Jack is a retired DOJ-Federal Bureau of Prison’s employee with over 30 years of experience working with the incarcerated, attorneys and law enforcement. While employed with the government, he worked in case management capacities for the Correctional Programs Division, which included assignments in the Philadelphia Regional Office and the New York City Community Corrections Office.
Jack participated in national policy writing workgroups, auditing facilities, and trained facility staff throughout the Northeast United States. During his career, he received three national awards and over 30 meritorious performance awards.
Prior to his Federal government service, Jack was a Probation & Parole Officer in the Commonwealth of PA (Pike County). He received an Honorable Discharge from the US Army where he served as a Military Policeman and Stinger Missile Gunner.
Jack’s passion is prison reform and he also serves on several non-profit boards. He is a member of the NACDL Corrections Committee and is the chair for an ABA sub-committee on BOP policy.
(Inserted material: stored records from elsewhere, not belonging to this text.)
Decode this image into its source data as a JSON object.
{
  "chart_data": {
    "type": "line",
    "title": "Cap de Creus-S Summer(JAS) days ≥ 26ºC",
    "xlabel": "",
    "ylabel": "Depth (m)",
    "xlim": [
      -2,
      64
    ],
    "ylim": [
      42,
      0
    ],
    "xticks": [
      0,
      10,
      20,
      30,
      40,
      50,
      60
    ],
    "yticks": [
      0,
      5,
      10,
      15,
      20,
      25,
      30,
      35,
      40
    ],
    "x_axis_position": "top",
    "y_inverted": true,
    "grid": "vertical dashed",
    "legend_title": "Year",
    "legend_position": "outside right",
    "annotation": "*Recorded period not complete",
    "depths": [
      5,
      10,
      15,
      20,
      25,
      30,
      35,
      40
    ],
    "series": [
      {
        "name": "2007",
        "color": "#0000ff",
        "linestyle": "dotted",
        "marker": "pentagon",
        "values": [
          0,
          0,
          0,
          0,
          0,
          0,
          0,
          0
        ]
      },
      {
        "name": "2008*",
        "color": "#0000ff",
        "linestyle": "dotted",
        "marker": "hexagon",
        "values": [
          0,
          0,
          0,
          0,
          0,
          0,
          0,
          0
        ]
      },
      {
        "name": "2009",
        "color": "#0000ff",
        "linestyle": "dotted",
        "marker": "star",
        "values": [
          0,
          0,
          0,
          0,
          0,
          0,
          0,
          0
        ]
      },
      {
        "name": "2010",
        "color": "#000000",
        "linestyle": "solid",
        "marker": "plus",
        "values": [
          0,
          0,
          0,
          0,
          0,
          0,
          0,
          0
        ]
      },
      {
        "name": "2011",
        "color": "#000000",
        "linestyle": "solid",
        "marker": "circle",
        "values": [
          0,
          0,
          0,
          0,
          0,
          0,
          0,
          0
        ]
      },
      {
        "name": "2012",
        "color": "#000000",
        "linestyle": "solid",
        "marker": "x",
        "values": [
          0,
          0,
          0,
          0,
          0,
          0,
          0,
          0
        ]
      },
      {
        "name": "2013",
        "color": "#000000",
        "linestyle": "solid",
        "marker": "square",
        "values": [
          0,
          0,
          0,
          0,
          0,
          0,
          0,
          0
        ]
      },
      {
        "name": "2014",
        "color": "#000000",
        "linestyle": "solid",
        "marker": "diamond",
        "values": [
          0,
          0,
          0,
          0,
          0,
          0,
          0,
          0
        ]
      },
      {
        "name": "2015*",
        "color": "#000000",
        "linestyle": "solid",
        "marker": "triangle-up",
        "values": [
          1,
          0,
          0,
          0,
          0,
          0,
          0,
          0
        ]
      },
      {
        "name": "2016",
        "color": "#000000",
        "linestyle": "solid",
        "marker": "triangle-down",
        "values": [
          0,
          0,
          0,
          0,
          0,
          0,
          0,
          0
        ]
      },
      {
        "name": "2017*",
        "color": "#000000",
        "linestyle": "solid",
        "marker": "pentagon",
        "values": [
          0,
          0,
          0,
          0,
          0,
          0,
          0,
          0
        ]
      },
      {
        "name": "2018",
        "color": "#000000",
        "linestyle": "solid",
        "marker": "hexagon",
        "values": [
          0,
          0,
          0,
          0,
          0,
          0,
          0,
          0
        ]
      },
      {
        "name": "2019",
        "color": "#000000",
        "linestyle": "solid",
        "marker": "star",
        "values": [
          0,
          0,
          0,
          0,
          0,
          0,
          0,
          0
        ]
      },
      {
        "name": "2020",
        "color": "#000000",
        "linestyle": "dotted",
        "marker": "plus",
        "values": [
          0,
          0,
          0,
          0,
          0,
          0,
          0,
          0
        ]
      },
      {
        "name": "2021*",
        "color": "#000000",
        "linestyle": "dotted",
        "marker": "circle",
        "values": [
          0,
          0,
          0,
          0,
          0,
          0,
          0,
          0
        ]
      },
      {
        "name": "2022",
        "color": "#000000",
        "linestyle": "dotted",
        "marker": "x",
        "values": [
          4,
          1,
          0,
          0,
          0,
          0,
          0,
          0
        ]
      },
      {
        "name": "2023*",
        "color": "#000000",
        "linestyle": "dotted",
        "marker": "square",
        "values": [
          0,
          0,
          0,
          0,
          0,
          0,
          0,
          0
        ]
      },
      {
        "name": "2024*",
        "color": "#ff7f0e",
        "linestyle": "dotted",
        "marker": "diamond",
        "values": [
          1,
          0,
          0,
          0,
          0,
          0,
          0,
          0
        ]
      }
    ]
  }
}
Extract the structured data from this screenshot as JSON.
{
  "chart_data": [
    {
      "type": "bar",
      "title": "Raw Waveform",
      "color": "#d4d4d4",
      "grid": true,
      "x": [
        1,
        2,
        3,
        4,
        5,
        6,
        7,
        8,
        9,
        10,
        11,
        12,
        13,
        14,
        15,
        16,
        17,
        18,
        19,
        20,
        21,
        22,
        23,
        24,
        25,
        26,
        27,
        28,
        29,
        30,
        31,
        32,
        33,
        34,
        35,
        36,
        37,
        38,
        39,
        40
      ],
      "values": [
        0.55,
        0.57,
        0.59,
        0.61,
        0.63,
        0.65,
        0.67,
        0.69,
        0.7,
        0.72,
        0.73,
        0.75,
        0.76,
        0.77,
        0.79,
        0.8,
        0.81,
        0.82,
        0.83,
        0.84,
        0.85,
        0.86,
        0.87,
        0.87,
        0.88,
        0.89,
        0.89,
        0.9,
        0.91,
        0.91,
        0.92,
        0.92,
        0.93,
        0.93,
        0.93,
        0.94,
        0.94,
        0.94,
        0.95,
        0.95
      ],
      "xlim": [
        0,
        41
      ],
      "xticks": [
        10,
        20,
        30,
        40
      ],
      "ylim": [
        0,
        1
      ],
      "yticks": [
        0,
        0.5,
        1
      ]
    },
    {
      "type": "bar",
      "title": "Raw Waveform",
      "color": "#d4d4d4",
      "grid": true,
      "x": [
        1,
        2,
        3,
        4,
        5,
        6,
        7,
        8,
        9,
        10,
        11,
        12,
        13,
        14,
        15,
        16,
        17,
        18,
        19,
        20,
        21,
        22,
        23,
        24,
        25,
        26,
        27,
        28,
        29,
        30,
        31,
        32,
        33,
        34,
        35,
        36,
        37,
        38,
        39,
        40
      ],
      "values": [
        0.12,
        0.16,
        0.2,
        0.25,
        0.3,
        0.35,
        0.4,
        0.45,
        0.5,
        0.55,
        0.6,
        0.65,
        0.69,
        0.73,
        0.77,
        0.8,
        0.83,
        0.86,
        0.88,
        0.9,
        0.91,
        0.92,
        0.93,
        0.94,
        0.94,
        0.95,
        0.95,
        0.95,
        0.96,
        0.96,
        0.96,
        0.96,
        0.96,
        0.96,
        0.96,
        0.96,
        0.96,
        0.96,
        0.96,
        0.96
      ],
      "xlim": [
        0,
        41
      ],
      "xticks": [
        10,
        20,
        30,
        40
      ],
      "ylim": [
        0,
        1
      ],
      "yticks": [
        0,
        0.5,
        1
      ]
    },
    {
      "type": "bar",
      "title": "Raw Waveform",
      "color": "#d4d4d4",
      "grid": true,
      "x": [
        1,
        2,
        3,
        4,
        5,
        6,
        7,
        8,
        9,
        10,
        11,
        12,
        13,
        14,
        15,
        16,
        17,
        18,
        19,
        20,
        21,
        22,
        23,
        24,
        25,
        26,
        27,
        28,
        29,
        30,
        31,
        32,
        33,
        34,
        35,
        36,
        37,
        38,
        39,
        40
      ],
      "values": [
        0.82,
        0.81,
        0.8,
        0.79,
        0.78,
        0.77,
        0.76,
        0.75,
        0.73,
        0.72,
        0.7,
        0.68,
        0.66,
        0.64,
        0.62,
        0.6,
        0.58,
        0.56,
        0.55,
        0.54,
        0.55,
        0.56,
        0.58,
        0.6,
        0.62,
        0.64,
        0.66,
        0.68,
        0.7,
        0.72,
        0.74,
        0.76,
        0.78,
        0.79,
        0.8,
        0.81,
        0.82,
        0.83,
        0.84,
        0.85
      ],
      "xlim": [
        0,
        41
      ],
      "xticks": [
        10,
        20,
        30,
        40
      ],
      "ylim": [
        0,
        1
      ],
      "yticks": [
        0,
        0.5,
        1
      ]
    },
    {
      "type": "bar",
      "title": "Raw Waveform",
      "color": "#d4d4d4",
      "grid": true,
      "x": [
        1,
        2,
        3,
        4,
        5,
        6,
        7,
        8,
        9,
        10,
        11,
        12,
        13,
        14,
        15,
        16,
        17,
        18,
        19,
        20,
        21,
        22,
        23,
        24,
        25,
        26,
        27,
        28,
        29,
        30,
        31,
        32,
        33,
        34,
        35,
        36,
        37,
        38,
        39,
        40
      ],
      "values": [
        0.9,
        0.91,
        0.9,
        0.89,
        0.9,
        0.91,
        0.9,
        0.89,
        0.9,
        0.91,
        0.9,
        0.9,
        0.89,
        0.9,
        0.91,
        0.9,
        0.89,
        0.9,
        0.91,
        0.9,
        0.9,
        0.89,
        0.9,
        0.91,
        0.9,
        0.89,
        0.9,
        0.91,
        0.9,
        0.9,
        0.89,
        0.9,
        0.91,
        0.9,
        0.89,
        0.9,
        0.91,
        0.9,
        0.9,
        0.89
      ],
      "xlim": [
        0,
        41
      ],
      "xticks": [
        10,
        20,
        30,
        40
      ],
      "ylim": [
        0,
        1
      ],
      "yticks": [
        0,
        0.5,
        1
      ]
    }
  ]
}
He has testified on Federal prison issues throughout the United States and provided training to Federal Defenders, Judges and the CJA Panel.
Aside from his private business, Jack is the co-founder and VP of Prisonology, LLC and the Director of Case Management Services for FedCURE .
Jack’s perspectives have been quoted in the national media including Forbes, The New York Times, and Bloomberg News. He has also appeared in documentaries on CNBC and for the Center for Public Integrity.
After retiring from the Federal Bureau of Prison, Jack became involved with federal prison reform in D.C. but it wasn’t until Hampton approached him that he realized the even greater need to support our community and local justice initiatives. His belief is the nature of our rural area presents unique challenges and has not escaped the nation crisis from addiction and the damaged it has caused. Furthermore, our local resources are lacking and fragmented so Jack feels we can fill a void to support individuals as well as the local organizations with a similar focus.
What Jack really appreciated was the pro bono volunteer work the organization has done over the years as opposed to the people he worked with within the DC beltway that are well “paid” reformers with more of an alliance to the organization and politics rather than the individual requiring the resources. He believes this organization can be a positive factor going forward and hopes to help develop various needed programs and services.